Dexamethasone (Dex), a widely prescribed anti-inflammatory drug, was reported to induce liver enlargement (hepatomegaly) in clinical practice and in animal models. However, the underlying mechanisms are not elucidated. Dex is a known activator of pregnane X receptor (PXR). Yes-associated protein (YAP) has been implicated in chemically induced liver enlargement. Here, the roles of PXR and YAP pathways were investigated in Dex-induced hepatomegaly. Upregulation of PXR downstream proteins, including cytochrome P450 (CYP) 3A11, 2B10, and organic anion transporter polypeptide 2 (OATP2), indicated PXR signaling was activated after high dose of Dex (50 mg/kg, i.p.), and Dex at 100 μM activated PXR in the dual-luciferase reporter gene assay. Dex also increased the expression of total YAP, nuclear YAP, and YAP downstream proteins, including connective tissue growth factor and cysteine-rich angiogenic inducer 61, indicating activation of the YAP pathway. Furthermore, nuclear translocation of YAP was promoted by activation of PXR. However, hepatocyte proliferation was inhibited with significant decrease in the expression of proliferation-related proteins cyclin D1 and proliferating cell nuclear antigen as well as other regulatory factors, such as forkhead box protein M1, c-MYC, and epidermal growth factor receptor. The inhibitory effect of Dex on hepatocyte proliferation was likely due to its anti-inflammation effect of suppression of inflammation factors. β-catenin staining revealed enlarged hepatocytes, which were mostly attributable to the accumulation of lipids, such as triglycerides. In summary, high-dose Dex increased liver size accompanied by enlarged hepatocytes, and this was due to the activation of PXR/YAP and their effects on lipid accumulation but not hepatocyte proliferation. These findings provide new insights for understanding the mechanism of Dex-induced hepatomegaly. SIGNIFICANCE STATEMENT: This study identified the roles of pregnane X receptor (PXR) and yes-associated protein (YAP) pathways in dexamethasone (Dex)-induced hepatomegaly. Dex induced PXR/YAP activation, enlarged hepatocytes, and promoted liver enlargement with lipid accumulation, such as triglycerides. However, hepatocyte proliferation was inhibited by the anti-inflammatory effect of Dex. These findings provide new insights for understanding the mechanism of Dex-induced hepatomegaly.

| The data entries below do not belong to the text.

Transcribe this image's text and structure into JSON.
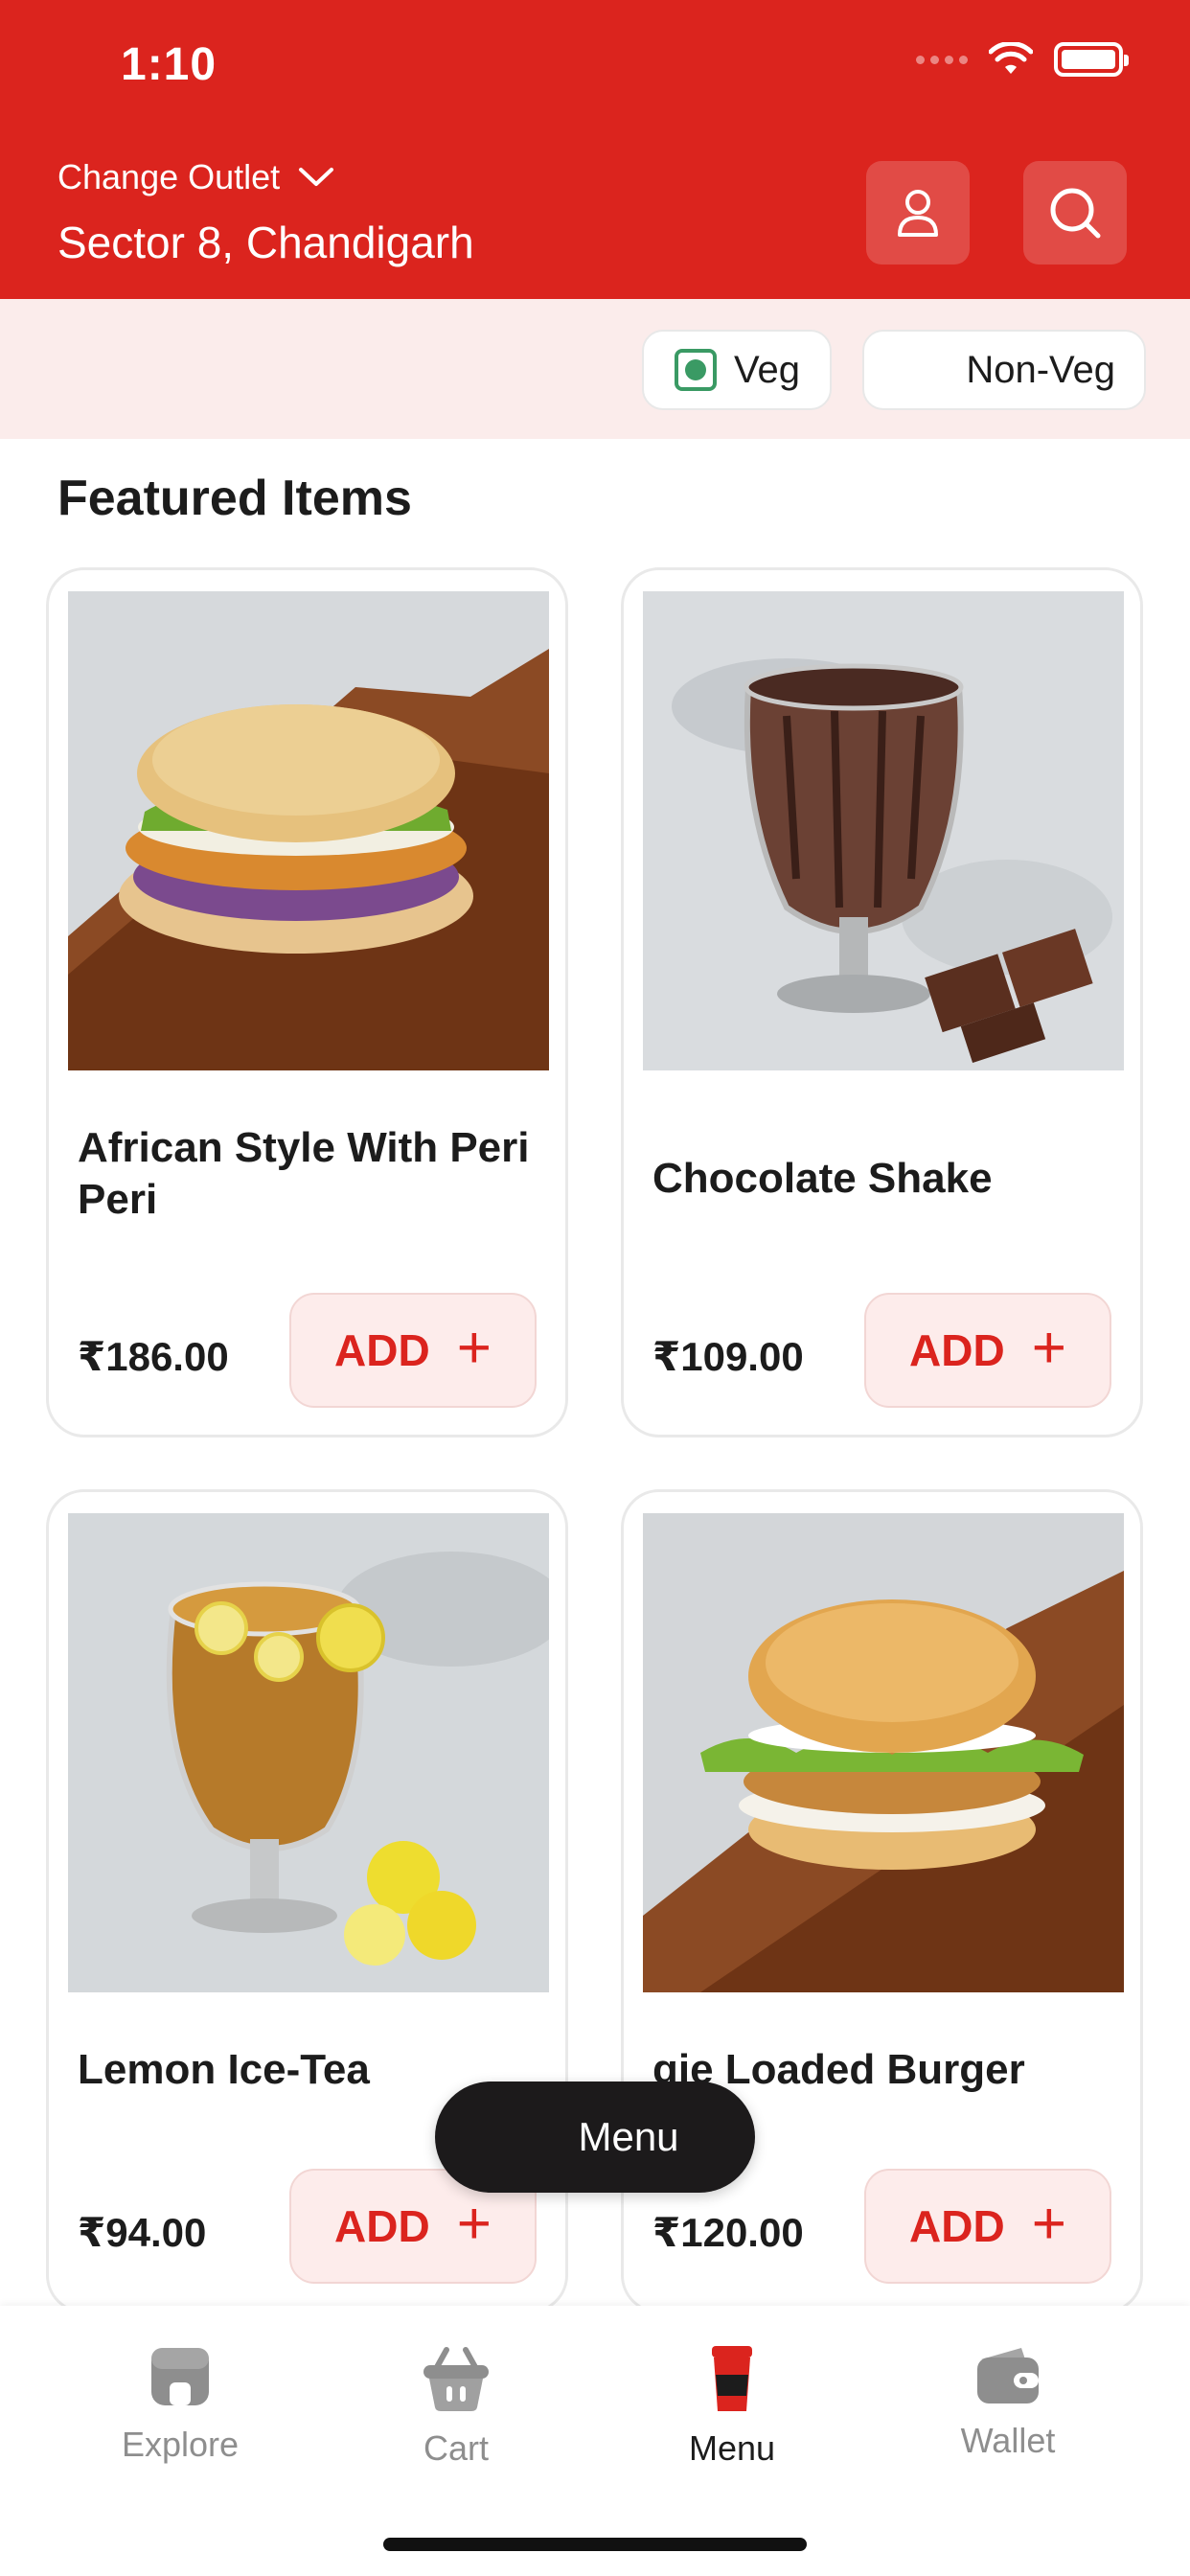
{
  "status_bar": {
    "time": "1:10"
  },
  "header": {
    "change_outlet_label": "Change Outlet",
    "outlet_name": "Sector 8, Chandigarh"
  },
  "filters": {
    "veg_label": "Veg",
    "nonveg_label": "Non-Veg"
  },
  "section_title": "Featured Items",
  "items": [
    {
      "name": "African Style With Peri Peri",
      "price": "₹186.00",
      "add_label": "ADD",
      "veg": false,
      "image": "chicken-burger"
    },
    {
      "name": "Chocolate Shake",
      "price": "₹109.00",
      "add_label": "ADD",
      "veg": true,
      "image": "chocolate-shake"
    },
    {
      "name": "Lemon Ice-Tea",
      "price": "₹94.00",
      "add_label": "ADD",
      "veg": false,
      "image": "lemon-ice-tea"
    },
    {
      "name": "gie Loaded Burger",
      "price": "₹120.00",
      "add_label": "ADD",
      "veg": false,
      "image": "veggie-burger"
    }
  ],
  "menu_pill_label": "Menu",
  "bottom_nav": [
    {
      "label": "Explore",
      "icon": "store-icon",
      "active": false
    },
    {
      "label": "Cart",
      "icon": "basket-icon",
      "active": false
    },
    {
      "label": "Menu",
      "icon": "cup-icon",
      "active": true
    },
    {
      "label": "Wallet",
      "icon": "wallet-icon",
      "active": false
    }
  ],
  "colors": {
    "brand_red": "#db241e",
    "veg_green": "#3a9a64",
    "filter_bg": "#fbeceb",
    "add_bg": "#fdeceb"
  }
}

地塞米松(Dex)是一种广泛应用的抗炎药物,据报道在临床实践和动物模型中会导致肝脏增大(肝肿大)。然而,其潜在机制尚不清楚。地塞米松是已知的孕烷 X 受体(PXR)激活剂。Yes 相关蛋白(YAP)已被牵连到化学诱导的肝肿大中。在此,研究了 PXR 和 YAP 途径在 Dex 诱导的肝肿大中的作用。上调 PXR 下游蛋白,包括细胞色素 P450(CYP)3A11、2B10 和有机阴离子转运多肽 2(OATP2),表明高剂量 Dex(50mg/kg,腹腔注射)后 PXR 信号被激活,而 100μM Dex 在双荧光素酶报告基因检测中激活了 PXR。地塞米松还增加了总 YAP、核 YAP 和 YAP 下游蛋白的表达,包括结缔组织生长因子和富含半胱氨酸的血管生成诱导因子 61,表明 YAP 途径被激活。此外,PXR 的激活促进了 YAP 的核易位。然而,肝细胞增殖受到抑制,增殖相关蛋白 cyclin D1 和增殖细胞核抗原以及其他调节因子如叉头框蛋白 M1、c-MYC 和表皮生长因子受体的表达显著减少。Dex 对肝细胞增殖的抑制作用可能是由于其抑制炎症因子的抗炎作用。β-连环蛋白染色显示肝脏增大,这主要归因于甘油三酯等脂质的积累。总之,高剂量 Dex 增加了肝脏大小,伴随着肝细胞增大,这是由于 PXR/YAP 的激活及其对脂质积累的影响,而不是肝细胞增殖。这些发现为理解 Dex 诱导的肝肿大的机制提供了新的见解。
本研究确定了孕烷 X 受体(PXR)和 Yes 相关蛋白(YAP)途径在地塞米松(Dex)诱导的肝肿大中的作用。Dex 诱导 PXR/YAP 激活,增大肝细胞,促进肝脏增大伴脂质积累,如甘油三酯。然而,Dex 的抗炎作用抑制了肝细胞增殖。这些发现为理解 Dex 诱导的肝肿大的机制提供了新的见解。